To the editor: In his article, “Bigots’ Last Stand,” writer E. R. Bills obviously implies that the Confederate flag is a symbol of racism. He groups it with the Nazi swastika and white pride.

The Confederate flag was never a symbol of racism until the bankrupt NAACP starting claiming it as such. Bills is obviously uninformed about the history of the Confederate flag. It was carried into battle by Southerners defending their legitimate country, the Confederate States of America, from the invading hordes of Union soldiers. Among those carrying the flag in that fight were many Negroes, Mexicans, and American Indians. Their descendants have a right to display and honor this flag without the criticism of some wannabe journalist.

And by the way, I resent Bills using the word “clowns” in such a derogatory manner.
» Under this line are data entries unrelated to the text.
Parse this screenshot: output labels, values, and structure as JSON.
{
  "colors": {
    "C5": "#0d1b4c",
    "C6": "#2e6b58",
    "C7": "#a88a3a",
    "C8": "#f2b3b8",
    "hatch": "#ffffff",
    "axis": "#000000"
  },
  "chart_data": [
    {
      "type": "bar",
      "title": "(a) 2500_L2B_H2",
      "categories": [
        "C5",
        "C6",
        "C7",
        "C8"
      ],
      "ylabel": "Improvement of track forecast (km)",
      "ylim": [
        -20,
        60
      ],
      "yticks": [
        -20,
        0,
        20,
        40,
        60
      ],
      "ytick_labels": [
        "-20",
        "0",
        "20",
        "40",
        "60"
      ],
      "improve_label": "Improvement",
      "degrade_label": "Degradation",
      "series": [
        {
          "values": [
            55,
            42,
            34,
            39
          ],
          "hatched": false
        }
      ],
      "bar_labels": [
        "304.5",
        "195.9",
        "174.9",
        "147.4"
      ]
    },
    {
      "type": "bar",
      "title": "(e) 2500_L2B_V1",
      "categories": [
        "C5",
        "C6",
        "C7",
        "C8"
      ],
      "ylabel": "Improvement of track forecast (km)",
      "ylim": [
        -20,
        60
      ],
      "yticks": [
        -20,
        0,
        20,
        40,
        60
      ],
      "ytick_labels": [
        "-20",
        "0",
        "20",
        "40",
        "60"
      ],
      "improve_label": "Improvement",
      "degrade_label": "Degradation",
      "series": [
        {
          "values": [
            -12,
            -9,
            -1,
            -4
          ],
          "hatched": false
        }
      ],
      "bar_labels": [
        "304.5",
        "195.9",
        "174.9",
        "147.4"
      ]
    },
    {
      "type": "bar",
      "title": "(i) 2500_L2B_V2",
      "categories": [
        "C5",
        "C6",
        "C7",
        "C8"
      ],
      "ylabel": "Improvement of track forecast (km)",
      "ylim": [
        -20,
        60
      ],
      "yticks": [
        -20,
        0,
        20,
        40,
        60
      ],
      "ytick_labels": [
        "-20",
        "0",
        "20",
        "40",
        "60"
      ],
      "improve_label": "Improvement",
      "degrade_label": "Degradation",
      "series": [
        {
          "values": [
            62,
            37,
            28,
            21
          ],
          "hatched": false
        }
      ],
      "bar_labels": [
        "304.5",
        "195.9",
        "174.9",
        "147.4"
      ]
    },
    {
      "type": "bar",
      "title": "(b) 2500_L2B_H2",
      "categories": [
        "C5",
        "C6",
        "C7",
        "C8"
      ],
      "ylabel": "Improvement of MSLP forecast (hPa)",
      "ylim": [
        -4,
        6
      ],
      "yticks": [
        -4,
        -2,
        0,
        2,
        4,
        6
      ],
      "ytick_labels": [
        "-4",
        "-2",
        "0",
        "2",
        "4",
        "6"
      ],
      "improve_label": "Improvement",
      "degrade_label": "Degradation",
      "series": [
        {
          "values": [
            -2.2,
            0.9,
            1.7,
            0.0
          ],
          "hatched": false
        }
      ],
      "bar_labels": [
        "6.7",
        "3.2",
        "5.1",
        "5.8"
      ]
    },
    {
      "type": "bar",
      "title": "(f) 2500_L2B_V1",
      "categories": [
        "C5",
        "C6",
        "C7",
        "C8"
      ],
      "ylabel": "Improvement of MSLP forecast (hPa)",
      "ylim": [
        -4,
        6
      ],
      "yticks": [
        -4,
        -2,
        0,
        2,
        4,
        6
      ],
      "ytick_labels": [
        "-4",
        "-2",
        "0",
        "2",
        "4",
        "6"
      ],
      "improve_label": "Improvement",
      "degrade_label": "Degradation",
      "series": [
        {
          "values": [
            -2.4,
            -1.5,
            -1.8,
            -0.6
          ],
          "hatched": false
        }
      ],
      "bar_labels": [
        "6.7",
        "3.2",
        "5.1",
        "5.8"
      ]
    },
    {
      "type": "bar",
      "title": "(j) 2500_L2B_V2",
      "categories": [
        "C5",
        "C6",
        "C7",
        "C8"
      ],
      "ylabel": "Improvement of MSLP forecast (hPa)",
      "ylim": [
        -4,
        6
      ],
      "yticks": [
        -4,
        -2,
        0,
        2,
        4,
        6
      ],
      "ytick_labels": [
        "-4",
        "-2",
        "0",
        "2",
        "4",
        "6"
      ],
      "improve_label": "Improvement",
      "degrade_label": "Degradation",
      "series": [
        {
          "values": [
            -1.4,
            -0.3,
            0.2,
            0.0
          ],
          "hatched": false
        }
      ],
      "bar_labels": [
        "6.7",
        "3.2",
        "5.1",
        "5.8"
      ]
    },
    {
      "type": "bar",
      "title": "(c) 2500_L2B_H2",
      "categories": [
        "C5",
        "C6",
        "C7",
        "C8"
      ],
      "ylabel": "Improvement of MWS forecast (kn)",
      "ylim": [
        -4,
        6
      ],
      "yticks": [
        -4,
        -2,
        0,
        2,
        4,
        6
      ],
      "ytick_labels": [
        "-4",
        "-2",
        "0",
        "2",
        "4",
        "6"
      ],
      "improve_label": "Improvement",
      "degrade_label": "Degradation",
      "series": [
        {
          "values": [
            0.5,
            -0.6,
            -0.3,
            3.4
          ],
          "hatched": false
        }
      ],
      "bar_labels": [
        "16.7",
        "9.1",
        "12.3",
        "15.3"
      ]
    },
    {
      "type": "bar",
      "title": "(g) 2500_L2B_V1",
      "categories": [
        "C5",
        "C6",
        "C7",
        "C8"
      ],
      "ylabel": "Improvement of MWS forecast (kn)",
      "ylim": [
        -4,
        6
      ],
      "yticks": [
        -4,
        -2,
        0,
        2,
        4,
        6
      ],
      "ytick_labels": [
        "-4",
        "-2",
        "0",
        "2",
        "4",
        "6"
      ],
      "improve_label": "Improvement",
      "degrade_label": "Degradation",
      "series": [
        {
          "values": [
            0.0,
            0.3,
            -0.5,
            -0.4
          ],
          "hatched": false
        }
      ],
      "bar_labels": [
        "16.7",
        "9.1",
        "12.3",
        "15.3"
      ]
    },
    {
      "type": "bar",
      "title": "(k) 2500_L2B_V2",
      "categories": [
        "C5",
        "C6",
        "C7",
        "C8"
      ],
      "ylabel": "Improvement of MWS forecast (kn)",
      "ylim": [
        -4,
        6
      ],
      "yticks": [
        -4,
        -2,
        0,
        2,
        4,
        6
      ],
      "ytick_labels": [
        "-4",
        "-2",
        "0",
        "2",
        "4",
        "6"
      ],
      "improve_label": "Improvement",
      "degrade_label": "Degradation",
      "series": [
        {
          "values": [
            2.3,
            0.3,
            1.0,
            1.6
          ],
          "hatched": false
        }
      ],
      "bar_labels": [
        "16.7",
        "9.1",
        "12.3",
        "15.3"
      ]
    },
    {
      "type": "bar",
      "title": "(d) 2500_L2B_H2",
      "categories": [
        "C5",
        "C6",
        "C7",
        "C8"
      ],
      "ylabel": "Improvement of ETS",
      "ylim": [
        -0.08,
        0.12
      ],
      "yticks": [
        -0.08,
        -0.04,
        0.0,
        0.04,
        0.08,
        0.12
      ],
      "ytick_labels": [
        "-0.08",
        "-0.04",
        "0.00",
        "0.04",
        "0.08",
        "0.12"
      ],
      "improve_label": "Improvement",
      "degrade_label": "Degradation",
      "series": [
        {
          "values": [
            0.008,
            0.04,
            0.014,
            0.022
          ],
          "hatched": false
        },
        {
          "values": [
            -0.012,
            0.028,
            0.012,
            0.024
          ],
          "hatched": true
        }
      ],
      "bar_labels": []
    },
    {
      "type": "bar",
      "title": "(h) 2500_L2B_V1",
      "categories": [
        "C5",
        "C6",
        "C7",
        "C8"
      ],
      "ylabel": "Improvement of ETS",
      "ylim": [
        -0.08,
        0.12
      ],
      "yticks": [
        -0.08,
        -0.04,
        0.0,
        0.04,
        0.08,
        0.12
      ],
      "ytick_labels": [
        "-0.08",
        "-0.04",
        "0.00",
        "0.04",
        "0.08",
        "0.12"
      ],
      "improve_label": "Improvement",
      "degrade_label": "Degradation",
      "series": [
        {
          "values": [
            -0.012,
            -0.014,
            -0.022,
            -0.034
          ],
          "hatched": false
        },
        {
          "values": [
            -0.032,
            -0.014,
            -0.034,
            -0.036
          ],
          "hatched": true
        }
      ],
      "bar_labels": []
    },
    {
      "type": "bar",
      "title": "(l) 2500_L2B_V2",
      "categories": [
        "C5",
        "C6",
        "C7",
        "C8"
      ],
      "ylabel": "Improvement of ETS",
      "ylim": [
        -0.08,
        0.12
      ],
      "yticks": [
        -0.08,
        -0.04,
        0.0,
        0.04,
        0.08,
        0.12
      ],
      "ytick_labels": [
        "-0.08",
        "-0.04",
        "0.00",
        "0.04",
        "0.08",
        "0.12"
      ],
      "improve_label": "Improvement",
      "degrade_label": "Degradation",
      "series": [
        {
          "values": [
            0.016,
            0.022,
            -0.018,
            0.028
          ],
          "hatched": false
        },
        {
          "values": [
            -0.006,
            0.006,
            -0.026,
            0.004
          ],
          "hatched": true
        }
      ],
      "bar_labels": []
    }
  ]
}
I am a life member of the Moslah Temple Shrine Clowns and proud of it.


Wayne Pricer

Edgecliff Village


The Fort Worth Way to the Door

To the editor: Jeff Prince’s “Shell Game” (Aug. 11, 2010) reiterates the need for a changing of the guard at Fort Worth city hall.

Until the voters of this city wake up and smell the coffee and vote them out, Moncrief and his cronies will continue to sit on their supercilious perches and do as they please — in “the Fort Worth Way,” as Moncrief has perverted the motto.

I admire Clyde Picht and those who support him. He doesn’t talk out of both sides of his mouth, saying one thing and doing another. With so much greed, corruption, and fraud permeating the ranks of the city, very few are willing to step forth and help pioneer an end to these practices because of the potential consequences. That’s a shame.

Darlene Taylor

Fort Worth

Crosses Should Stay

To the editor: The opposition that some neighbors are voicing against the crosses erected at the New Mount Calvary Baptist Church (Static, Aug. 11, 2010) representing those who have passed away as a result of being tasered, doesn’t pass muster. The crosses serve as a memorial not just to Michael Jacobs Jr., but to all who have fallen victim to these lethal devices. To move the memorial to Jacobs’ neighborhood would be to capitulate to the whims of the Highland Hills Neighborhood Association. And nothing will change the complexion of the Taser controversy. These weapons kill people, and that fact needs to be brought to public attention, whether through commentary, crosses, or otherwise.

Seneca Maskell

Fort Worth

Proud of the Jacket

To the editor: I have always been proud to say that I attend Arlington Heights High School. After reading the article in Fort Worth Weekly by Betty Brink (“Powder Keg,” Aug. 11, 2010), I felt that a dark shadow was cast upon my school’s reputation. The school has been known for excellence in academics and University Interscholastic League competitions. As a result of those recent successes, the campus has been buzzing with school spirit. I hope it is not extinguished by the article.

The article shocked me. I have great respect for Ms. Brink for giving a voice to a side of the story that might have been silenced. But I felt that some things were exaggerated. As someone who experienced the effects of the bomb threat firsthand, lived through a “riot,” and survived people bringing guns on campus, I can say that not once did I feel my life was in danger. Not once did I feel any racial tension on campus or that I could not go to an administrator or teacher if I had a problem. Can I say what happened within the administration or deny that teachers felt scared for their jobs? No. I did not witness any of this.

There is more going on at Arlington Heights than the things that went wrong. My school hosted a Special Olympics and blood drives, conducted a drive to collect supplies for Haitian relief, and started a tutoring program to help students prepare for the TAKS test. The teachers and staff who helped get these things going are among those whose reputations have been tarnished by the actions of a few.

I understand that these things may seem marginal compared to the problems. But the problem I see is that we are so focused on the negative that we have a blurred vision of the school itself. I am not defending or condemning the school administration. But in the long run, it’s the students who pick themselves up, brush off the dirt, and keep going who will build our school’s reputation — the group I am proud to call my fellow Yellow Jackets.

Nathaniel Cook

Fort Worth



• Last week’s story, “The Barnett Keeps Bubbling,” mischaracterized Ed Ireland’s response to questions about test results showing high levels of formaldehyde at two gas-industry sites. Ireland did discuss the issue with a reporter.

• In the Aug. 11 cover story, “Powder Keg at Arlington Heights High,” Izzy Perry’s title was incorrect. In fact, she was the girls’ athletic coordinator. The story should have referred to the boys’ soccer team, not the boys’ volleyball team. And, due to an editing error, Fort Worth school district spokeswoman Barbara Griffith’s name was misspelled.

Fort Worth Weekly regrets the errors.